Su «secreto» es «trabajar, trabajar y trabajar», y ofrecer «por un bajo precio un producto de gran calidad». Por ello, han conseguido también que el Gobierno senegalés reduzca del 20 al 10 por ciento las tasas arancelarias a sus productos, «porque además se considera de primera necesidad». Y por ello también, «hemos desbancado a otros competidores, como otra empresa canaria que también distribuía gofio aquí el año pasado» o a Nestlé, que vende por 2.500 CFA (3,80 euros) paquetes de cereales de sólo de 400 gramos.
«Ahora vamos a subir un poco nuestros precios, lo mínimo posible, por el incremento del coste del trigo en el mercado internacional. pero lo anunciaremos antes a nuestros clientes», explica Mael.
Lo que no se va a modificar es su colaboración con la organización no gubernamental Plan Internacional. «Les suministramos Forza para que puedan alimentar a los niños del campo, de zonas como Kaolack, Louga o Thies». Durante diez días los alimentan con el gofio de Palmasen, y después de ese período «se ha demostrado que los niños cogen peso y están más saludables». Con Forza, además, «hay suficiente para alimentar a un pequeño durante toda una semana».
La confianza que los senegaleses han depositado en esta compañía se ha traducido en unos beneficios en alza. Ahora están comprando el edificio donde tienen las oficinas y el almacén, «hemos invertido en esta operación 25 millones CFA». Este año se prevé que obtendrán unos 30 millones CFA de beneficios (45.734 euros), el doble del año pasado que consiguieron quince.
«Al principio nos costó mucho vender, pero cada vez tenemos más aceptación en el mercado, son los senegaleses los que nos han escogido».

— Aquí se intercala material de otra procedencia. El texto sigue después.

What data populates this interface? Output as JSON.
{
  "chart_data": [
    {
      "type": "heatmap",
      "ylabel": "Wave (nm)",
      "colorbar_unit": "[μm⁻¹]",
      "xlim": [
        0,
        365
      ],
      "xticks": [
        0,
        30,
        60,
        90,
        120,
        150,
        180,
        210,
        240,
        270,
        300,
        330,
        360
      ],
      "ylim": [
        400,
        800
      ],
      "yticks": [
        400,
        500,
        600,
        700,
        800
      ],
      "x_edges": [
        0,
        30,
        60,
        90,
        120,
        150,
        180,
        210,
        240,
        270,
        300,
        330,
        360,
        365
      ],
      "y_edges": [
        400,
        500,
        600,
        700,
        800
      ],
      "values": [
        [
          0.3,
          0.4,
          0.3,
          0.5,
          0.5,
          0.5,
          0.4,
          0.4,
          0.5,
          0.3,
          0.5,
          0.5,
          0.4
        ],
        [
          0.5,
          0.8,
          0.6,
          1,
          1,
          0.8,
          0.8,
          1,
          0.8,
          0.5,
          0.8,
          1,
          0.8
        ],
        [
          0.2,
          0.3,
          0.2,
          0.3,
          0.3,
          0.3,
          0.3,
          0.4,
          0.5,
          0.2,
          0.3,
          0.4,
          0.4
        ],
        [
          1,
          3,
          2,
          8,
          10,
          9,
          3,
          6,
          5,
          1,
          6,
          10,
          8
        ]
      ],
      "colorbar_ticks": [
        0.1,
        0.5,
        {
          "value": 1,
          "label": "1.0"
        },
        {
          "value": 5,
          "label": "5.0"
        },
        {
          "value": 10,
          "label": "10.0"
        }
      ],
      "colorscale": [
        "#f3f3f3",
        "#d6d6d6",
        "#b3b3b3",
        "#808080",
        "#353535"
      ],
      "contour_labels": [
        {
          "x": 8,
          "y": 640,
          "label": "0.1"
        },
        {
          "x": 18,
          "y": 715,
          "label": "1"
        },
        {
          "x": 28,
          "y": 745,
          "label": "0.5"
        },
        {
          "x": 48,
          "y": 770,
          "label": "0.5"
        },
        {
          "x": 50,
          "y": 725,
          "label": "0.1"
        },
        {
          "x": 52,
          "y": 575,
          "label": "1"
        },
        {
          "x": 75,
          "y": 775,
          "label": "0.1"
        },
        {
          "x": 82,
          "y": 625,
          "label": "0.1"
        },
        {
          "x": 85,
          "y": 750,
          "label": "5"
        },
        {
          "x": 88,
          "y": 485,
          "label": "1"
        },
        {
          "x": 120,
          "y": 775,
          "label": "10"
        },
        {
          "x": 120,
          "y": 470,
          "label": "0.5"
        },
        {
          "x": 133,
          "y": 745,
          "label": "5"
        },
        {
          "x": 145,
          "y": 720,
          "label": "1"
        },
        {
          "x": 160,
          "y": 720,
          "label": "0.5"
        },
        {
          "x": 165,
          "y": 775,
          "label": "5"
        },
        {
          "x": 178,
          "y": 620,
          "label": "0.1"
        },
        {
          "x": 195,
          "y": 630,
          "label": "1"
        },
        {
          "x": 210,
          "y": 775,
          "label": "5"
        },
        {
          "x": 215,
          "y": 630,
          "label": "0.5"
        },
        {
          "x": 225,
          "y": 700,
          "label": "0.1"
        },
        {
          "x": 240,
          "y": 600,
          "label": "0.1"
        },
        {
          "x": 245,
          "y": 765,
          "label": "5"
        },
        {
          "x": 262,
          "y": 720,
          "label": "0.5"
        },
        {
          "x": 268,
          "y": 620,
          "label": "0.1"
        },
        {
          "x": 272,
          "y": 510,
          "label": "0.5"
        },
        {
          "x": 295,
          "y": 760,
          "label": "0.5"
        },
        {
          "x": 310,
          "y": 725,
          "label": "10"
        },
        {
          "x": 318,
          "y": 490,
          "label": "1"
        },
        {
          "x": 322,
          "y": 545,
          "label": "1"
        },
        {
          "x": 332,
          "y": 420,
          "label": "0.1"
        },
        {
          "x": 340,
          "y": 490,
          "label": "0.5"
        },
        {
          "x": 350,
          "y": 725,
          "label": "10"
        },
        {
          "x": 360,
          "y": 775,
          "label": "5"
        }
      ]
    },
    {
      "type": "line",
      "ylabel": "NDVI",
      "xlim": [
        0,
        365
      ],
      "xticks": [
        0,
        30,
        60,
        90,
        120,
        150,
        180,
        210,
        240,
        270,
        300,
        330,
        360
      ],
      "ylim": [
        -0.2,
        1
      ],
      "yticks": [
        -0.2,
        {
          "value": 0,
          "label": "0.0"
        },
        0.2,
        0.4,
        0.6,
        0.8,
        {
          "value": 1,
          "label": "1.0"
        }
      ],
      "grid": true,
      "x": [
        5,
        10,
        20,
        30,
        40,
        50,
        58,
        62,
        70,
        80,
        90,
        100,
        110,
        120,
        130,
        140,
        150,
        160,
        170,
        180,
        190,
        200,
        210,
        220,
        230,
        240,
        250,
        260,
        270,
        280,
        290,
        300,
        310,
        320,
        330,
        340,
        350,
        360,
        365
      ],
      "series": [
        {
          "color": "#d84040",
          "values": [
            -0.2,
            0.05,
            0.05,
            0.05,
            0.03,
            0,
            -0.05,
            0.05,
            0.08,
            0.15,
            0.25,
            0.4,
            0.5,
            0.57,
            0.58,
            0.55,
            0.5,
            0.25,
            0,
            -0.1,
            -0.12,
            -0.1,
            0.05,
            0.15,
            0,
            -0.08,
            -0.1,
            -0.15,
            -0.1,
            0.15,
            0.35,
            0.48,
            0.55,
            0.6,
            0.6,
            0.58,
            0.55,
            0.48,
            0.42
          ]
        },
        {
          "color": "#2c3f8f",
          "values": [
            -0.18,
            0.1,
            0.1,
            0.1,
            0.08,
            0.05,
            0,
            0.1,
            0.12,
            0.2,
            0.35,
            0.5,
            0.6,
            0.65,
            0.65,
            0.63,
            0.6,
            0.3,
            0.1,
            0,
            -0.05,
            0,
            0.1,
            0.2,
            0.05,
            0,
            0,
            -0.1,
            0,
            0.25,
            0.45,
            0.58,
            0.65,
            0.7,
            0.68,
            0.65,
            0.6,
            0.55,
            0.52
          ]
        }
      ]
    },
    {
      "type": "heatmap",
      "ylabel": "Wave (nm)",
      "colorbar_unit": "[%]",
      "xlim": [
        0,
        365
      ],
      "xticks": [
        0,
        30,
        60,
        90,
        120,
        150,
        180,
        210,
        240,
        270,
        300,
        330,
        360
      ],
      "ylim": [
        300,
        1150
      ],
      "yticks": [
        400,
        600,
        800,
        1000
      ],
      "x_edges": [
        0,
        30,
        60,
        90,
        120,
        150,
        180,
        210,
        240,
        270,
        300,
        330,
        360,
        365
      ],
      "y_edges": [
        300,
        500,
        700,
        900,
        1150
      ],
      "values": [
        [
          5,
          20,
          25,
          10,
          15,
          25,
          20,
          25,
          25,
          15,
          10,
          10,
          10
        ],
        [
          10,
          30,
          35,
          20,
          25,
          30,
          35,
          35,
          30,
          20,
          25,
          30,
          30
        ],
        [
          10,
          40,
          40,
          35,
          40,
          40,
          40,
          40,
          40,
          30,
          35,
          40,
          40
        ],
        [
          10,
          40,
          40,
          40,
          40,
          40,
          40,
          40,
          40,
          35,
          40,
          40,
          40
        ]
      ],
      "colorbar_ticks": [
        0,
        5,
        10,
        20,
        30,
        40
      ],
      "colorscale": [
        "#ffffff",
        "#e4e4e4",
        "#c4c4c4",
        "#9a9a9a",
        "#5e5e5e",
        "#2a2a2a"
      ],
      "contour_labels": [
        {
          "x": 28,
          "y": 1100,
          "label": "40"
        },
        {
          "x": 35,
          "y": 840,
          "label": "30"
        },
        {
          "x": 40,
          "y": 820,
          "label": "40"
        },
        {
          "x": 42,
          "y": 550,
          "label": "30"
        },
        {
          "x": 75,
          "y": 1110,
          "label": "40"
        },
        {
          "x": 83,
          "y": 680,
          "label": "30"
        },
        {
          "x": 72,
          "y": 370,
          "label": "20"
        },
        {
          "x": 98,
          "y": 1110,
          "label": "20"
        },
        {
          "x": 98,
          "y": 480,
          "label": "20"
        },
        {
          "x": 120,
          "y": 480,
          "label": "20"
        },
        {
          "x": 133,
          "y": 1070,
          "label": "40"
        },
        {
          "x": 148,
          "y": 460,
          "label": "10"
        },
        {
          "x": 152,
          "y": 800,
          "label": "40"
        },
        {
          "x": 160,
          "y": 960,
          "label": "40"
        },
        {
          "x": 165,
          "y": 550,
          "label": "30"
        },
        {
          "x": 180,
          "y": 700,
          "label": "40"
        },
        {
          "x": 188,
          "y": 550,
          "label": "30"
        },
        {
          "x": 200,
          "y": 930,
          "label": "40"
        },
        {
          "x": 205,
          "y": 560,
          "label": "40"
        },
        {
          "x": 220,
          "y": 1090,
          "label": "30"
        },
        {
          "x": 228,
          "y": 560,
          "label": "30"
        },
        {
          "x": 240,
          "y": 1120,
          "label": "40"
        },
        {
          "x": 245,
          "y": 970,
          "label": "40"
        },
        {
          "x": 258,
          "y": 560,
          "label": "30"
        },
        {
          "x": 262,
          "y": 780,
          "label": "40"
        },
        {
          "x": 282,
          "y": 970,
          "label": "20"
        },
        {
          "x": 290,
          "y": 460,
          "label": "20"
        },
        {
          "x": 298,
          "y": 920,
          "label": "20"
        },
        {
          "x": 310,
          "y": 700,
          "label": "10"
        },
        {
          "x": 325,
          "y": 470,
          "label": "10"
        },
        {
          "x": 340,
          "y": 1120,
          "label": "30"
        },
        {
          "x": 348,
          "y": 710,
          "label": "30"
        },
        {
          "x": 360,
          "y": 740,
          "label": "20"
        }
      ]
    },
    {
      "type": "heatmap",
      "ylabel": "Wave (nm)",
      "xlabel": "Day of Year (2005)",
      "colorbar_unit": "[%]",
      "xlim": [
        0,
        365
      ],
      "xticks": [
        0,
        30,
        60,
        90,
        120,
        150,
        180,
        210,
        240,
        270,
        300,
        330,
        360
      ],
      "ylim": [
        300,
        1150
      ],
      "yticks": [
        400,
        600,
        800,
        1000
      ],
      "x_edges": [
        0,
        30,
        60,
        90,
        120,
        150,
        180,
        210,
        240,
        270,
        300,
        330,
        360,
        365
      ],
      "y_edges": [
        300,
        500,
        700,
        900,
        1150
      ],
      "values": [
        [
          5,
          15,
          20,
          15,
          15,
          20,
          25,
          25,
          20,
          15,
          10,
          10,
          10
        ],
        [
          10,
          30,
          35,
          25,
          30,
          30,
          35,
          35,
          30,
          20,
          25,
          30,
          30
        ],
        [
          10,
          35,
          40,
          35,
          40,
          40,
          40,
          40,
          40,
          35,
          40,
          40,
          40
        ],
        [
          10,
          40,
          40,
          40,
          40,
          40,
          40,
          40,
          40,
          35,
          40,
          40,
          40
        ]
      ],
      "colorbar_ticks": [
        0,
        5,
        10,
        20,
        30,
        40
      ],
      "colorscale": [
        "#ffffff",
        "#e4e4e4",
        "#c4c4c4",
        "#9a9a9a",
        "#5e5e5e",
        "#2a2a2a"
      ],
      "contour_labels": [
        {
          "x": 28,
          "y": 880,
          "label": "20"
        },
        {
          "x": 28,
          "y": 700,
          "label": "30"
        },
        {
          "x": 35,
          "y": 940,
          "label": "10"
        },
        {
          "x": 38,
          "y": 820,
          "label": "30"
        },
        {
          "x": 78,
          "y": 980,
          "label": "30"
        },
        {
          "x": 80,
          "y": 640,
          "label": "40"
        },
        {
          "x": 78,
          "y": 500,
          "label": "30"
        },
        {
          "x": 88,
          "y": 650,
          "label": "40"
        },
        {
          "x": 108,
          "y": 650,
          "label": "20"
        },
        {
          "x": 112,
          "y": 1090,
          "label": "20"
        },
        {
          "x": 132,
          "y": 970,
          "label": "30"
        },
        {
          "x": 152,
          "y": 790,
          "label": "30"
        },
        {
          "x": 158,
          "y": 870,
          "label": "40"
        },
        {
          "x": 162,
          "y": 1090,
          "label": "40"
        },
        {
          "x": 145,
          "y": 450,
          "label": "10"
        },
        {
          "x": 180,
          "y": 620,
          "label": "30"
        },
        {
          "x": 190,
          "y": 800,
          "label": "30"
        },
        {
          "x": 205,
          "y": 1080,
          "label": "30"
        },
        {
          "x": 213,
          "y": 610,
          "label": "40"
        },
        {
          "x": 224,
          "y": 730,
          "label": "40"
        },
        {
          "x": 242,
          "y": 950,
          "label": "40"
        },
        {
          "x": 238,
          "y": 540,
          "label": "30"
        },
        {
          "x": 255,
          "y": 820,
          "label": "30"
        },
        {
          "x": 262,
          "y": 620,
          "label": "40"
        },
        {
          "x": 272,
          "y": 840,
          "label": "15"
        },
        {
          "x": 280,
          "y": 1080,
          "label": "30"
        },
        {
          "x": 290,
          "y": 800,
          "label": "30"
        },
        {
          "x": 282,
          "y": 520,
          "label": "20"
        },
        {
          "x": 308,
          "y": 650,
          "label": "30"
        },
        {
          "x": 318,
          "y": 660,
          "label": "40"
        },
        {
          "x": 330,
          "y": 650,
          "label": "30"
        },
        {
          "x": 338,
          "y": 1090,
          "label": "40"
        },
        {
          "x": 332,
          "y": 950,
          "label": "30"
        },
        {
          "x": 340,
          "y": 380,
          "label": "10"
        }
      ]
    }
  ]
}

Ayuda también contar con el apoyo de muchos médicos, apunta, «que recomiendan Forza para los niños». De hecho, las bolsas de gofio se venden también en hospitales como el Fann, el Alberto Royer o el Principal.
Cambio de actitud
Todo esto lo han conseguido «con seriedad, cumpliendo con nuestros compromisos». Para Mael es necesario un cambio de actitud por parte de los africanos, «porque no se pueden conseguir beneficios en un día», y de los europeos, «porque los productos que se coloquen aquí tienen que ser de primera calidad». Bajo esas premisas, «es fácil triunfar en África porque se necesitan muchas cosas».
Palmasen, ahora, piensa en nuevos productos, en diversificar, y en la fábrica que quieren abrir dentro de poco, «para producir nosotros aquí el gofio con trigo importado, así crearemos más puestos de trabajo». La empresa ahora la forman diez personas: Mael, un director comercial, un responsable de marketing, tres administrativos, dos chóferes, dos guardianes, dos comerciales en Saint Louis y Cassamance y una persona que se encarga de llevar el producto a la calle para hacer degustaciones, anota.
También están pensado en abrir nuevos mercados, o más bien consolidarlos en Bamako, capital de Mali, y en Guinea Bissau. «Queremos crear empresas allí, porque hace tiempo que mandamos partidas de gofio y está funcionando bien», explica Mael con una cara de orgullo difícil de disimular. «Nuestro modelo es un modelo de trabajo serio, y es lo que hace falta en África».